If we put on our usual venture capitalist hats and looked at the file sharing market in 2001 or 2002, we would have seen Limewire, Kazaa, and eDonkey exploding with Snapchat like popularity. Their websites made it clear that they were tools for sharing music and movies, and their products included useful features like “theaters” which let users listen to music and watch videos while they downloaded. Executives at some file sharing companies even kept tabs on whether popular artists were available for their users.
“StreamCast’s executives monitored the number of songs by certain commercial artists available on their networks”

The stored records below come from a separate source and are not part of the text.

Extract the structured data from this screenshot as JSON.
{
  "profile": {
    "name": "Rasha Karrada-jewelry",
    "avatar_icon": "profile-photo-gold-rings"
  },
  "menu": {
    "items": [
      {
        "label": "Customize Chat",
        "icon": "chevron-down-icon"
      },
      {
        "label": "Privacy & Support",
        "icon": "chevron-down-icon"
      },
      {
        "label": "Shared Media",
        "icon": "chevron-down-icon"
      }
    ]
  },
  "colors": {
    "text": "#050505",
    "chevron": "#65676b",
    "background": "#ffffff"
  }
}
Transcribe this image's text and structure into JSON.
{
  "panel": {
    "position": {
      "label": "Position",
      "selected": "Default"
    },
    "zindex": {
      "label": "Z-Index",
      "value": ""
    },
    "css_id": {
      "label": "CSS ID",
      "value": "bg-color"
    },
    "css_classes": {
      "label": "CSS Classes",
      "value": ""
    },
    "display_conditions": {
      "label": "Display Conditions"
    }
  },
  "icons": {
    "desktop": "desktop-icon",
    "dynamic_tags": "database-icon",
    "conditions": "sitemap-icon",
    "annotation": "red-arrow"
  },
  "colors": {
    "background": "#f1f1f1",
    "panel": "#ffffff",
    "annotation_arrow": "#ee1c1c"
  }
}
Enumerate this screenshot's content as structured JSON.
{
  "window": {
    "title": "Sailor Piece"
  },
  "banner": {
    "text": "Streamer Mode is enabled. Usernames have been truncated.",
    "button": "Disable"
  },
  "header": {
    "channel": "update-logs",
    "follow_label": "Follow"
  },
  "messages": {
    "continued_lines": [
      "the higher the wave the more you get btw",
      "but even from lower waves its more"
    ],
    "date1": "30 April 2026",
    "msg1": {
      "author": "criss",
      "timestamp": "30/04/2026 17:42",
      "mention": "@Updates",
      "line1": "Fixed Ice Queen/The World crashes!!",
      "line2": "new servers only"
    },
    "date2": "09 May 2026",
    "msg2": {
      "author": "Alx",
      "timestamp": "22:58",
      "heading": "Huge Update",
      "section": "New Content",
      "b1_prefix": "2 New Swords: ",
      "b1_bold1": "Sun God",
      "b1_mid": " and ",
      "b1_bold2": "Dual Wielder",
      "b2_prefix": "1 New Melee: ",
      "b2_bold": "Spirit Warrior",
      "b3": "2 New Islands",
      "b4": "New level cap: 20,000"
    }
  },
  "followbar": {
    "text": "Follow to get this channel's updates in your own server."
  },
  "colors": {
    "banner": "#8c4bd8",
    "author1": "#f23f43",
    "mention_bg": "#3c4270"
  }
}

If companies building decentralized technology are flirting with the boundary of the law, maybe immediate breakneck user growth and explicitly giving users what they want is not the best heuristic. Maybe it is better to review the competitors in the space carefully and search for Straussian readings that may reveal which companies are strategically handicapped so that they can survive an eventual legal correction.
Stable currencies acting as proxies for government fiat currencies
I’m not talking about any specific company, coin, or token. I’m talking about the spaces. For each of these, we might benefit by asking ourselves “Who is Kazaa? Who is BitTorrent?” If we haven’t seen any sort of legal attention yet, we should be cautious in how we interpret growth if we’re investing in the long run. Weird legal structures and strange public relations decisions might actually be worth analyzing deeply in search of hidden meaning. Spotting the ugly duckling may be the name of the game when investing in decentralized technology.